Monday, October 27, 2014

Who Understands our Sorrows?

 
Photo bye theEap.com

“How I long for the months gone by, for the days when God watched over me,
When his lamp shone upon my head and by his light I walked through darkness!
Oh for the days when I was in my prime, when God’s intimate friendship blessed my house.”
Job: 29: 2-4

I hit the replay button over and over to hear one of my favorite singers use the laments of Job as lyrics to a song. What was wrong with me? Why did this melancholy song comfort me so? Surely a praise chorus should better lift my spirits.
Even so I hung onto every word as the lyrics flowed over me.
Finally it dawned on me: I was sharing the grief of an ancient man. Comradederie of sorrows, fellowship of sadness.
I lived through many trials in the last few years. Finances lost, children straying, chronic pain endured and status lost. Often explaining our last few years is so burdensome that my husband and I keep it to ourselves. Who can understand our sorrows?

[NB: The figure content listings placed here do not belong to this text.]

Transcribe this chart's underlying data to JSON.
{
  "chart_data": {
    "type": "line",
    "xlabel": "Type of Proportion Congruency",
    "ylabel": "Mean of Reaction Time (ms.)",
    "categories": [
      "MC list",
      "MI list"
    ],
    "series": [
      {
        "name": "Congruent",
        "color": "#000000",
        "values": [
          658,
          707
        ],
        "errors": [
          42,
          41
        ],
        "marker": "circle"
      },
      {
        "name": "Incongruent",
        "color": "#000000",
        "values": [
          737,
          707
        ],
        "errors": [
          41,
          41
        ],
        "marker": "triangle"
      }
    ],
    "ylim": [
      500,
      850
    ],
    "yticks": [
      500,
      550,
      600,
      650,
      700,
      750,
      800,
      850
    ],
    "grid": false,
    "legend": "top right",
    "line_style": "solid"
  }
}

Job can. He experienced some of our pain but magnified many times over. And somehow it comforted me to hear, through Joanie Mitchell’s song lyrics, his[CS1]  eternal questions flung at God.

So I sing along, comforted I’m not alone in my hardship, and comforted that God isn’t shocked or even surprised at my questions. The problems don’t go away but they’re easier to bear.